17.05.2017, 10:31 Uhr

Kommentar von Mike Schmitzer Wasserzweckverband: Die Reaktionszeit einer Schlaftablette

Foto: 123rf (Foto:Schmid)Foto: 123rf (Foto:Schmid)

Wie kann man mehr als drei Stunden für die Weitergabe einer so wichtigen Information brauchen?

LK_19ALTÖTTING "Ja mei, a bissl Reaktionszeit braucht ma schon". So lautete die Antwort eines verantwortlichen Mitarbeiters des Wasserzweckverbands Inn-Salzach auf meine Nachfrage, warum die Medien (und somit auch die Bevölkerung) erst am Montag um 21.41 Uhr per eMail über die Abkochverordnung des Trinkwassers in Stammham und Haiming informiert wurden?

A bissl Reaktionszeit? Nach Aussagen des Landratsamtes Altötting wurde der Wasserzweckverband bereits am Montag zwischen 16 Uhr und 16:30 Uhr telefonisch durch das Gesundheitsamt darüber informiert, dass eine Abkochanordnung ergehen wird.

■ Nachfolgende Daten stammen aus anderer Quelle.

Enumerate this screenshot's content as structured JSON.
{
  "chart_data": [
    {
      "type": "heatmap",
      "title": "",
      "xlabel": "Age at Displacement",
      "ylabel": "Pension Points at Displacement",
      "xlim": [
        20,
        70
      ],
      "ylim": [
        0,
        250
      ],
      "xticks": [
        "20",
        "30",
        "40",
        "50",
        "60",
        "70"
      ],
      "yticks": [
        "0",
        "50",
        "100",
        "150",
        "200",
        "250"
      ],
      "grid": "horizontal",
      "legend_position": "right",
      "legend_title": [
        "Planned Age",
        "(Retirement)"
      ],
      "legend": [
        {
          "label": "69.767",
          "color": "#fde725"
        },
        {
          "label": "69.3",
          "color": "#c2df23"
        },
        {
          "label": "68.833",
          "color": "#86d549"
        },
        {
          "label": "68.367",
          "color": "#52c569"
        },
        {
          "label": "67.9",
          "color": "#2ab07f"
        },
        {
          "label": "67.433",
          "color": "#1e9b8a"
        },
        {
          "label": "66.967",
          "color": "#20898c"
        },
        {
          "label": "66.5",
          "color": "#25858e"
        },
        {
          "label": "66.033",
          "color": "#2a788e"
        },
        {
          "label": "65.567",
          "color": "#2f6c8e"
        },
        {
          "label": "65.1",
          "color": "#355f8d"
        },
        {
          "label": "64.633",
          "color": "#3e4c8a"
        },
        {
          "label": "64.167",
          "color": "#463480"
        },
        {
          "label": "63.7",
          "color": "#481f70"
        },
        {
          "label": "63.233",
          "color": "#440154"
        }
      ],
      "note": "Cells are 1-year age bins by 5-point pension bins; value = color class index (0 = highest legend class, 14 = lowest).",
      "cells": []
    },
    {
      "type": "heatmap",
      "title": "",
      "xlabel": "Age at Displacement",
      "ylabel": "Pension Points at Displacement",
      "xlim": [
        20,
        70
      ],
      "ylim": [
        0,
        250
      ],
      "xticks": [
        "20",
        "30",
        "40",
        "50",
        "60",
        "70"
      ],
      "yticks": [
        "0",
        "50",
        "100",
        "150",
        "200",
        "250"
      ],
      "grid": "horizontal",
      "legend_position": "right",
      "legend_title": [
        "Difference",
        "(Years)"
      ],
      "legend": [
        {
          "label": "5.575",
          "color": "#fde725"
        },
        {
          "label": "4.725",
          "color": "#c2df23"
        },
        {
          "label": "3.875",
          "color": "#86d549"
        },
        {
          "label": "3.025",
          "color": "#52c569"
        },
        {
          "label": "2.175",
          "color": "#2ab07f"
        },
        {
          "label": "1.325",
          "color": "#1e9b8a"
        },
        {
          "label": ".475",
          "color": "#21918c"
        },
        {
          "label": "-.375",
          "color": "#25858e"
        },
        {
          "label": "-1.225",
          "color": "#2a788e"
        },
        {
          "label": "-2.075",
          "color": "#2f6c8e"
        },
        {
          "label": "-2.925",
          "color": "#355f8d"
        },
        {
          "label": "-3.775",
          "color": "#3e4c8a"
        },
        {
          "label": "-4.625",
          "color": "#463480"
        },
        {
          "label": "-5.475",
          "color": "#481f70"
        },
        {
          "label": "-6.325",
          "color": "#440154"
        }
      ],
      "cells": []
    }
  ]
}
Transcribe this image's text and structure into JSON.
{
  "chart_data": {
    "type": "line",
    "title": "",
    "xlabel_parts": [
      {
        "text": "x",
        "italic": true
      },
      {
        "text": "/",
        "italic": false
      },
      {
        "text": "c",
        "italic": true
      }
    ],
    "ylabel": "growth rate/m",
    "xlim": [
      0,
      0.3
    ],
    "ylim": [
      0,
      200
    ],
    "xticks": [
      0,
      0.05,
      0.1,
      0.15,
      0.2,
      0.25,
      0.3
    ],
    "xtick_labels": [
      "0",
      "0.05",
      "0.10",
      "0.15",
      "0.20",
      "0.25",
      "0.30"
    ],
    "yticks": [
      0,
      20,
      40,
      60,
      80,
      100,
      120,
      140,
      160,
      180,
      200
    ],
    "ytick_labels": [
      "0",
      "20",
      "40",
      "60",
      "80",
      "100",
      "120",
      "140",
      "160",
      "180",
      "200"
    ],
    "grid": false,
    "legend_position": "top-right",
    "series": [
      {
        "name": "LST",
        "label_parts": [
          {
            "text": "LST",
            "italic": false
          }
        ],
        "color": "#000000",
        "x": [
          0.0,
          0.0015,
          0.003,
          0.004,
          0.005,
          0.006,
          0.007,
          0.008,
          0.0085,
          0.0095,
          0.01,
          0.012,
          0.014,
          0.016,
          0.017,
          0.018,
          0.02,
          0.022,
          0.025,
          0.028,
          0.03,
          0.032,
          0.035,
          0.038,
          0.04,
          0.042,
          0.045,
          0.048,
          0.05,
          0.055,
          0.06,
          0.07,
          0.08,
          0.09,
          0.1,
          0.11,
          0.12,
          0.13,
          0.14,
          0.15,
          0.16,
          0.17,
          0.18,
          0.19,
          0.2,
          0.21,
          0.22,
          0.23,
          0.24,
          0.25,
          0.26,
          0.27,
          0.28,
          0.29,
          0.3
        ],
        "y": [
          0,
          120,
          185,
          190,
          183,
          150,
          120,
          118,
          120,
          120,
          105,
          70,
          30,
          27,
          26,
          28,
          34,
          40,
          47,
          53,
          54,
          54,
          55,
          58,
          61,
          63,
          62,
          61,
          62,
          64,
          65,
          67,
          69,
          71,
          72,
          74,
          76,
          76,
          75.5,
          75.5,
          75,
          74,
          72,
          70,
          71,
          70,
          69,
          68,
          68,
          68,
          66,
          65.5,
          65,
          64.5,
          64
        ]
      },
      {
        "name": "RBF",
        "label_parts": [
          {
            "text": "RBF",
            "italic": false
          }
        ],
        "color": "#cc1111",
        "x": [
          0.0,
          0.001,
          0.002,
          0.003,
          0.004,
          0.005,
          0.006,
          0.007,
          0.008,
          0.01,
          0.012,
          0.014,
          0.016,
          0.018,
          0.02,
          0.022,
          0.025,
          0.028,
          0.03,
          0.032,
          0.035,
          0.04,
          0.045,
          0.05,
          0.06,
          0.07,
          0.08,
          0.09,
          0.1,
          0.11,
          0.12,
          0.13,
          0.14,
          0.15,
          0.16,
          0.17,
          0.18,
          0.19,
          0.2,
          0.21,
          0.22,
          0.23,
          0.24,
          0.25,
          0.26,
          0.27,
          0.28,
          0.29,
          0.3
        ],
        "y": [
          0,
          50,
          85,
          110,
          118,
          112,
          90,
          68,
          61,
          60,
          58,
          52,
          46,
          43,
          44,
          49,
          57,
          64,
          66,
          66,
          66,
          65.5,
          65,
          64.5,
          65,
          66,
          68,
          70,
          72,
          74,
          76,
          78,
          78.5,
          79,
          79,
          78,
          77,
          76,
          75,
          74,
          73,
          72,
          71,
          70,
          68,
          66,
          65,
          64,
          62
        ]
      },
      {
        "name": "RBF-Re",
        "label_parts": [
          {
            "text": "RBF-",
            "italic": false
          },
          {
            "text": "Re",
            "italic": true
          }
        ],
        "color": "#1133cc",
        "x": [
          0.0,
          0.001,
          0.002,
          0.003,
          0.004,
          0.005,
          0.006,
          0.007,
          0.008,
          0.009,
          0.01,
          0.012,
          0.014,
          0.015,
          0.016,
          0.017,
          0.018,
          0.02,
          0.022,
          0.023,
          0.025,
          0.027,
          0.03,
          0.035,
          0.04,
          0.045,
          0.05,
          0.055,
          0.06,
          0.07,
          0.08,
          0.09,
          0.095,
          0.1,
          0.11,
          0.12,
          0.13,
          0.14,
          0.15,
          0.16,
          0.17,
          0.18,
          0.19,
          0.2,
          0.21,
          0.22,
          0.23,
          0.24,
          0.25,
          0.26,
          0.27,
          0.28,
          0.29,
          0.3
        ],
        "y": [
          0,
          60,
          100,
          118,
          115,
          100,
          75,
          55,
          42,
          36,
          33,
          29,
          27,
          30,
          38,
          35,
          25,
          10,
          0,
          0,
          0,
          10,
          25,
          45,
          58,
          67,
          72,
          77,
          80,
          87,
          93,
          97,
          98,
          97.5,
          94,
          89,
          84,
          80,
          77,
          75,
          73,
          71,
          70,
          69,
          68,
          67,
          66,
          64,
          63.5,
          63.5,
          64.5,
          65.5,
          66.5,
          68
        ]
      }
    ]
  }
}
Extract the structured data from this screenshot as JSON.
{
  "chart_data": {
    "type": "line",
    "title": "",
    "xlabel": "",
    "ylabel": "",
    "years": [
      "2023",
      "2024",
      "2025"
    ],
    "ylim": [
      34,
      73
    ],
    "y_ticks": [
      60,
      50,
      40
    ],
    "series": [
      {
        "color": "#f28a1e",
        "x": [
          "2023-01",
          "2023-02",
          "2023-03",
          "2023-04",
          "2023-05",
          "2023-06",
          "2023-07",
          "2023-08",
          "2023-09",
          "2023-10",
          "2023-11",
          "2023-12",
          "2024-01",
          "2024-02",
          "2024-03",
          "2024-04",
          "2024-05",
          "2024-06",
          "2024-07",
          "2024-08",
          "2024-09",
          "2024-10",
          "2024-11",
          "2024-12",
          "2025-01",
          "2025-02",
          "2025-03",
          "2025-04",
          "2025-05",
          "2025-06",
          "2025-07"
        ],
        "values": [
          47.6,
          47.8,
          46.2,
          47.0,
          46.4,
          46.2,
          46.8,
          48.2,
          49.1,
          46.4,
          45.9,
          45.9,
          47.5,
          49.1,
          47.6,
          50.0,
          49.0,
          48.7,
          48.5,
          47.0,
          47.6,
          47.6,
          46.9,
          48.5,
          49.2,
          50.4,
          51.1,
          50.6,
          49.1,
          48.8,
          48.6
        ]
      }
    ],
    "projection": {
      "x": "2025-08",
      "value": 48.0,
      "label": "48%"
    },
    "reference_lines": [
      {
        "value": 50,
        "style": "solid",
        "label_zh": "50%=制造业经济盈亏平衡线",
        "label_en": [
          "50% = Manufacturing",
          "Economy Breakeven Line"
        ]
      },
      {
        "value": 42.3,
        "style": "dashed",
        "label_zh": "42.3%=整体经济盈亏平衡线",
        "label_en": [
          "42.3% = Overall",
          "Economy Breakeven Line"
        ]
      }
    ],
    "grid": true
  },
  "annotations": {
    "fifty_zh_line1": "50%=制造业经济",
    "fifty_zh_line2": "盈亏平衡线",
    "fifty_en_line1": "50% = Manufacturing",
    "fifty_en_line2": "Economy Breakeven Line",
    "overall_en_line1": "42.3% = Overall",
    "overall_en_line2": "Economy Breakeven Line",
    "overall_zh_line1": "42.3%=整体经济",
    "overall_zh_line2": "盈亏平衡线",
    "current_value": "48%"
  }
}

Um 18:24 Uhr erhielt der Wasserzweckverband die Abkochanordnung per Fax und 7 Minuten später noch einmal per eMail.

So jetzt rechnen wir mal: Von 18:24 Uhr bis 21:41 Uhr sind 3 Stunden und 17 Minuten vergangen. Wie kann es denn bitte 3 Stunden und 17 Minuten dauern, eine eMail an die Medien zu schicken - zumal wesentliche Teile einfach aus der eMail des Gesundheitsamtes hätten herauskopiert werden können?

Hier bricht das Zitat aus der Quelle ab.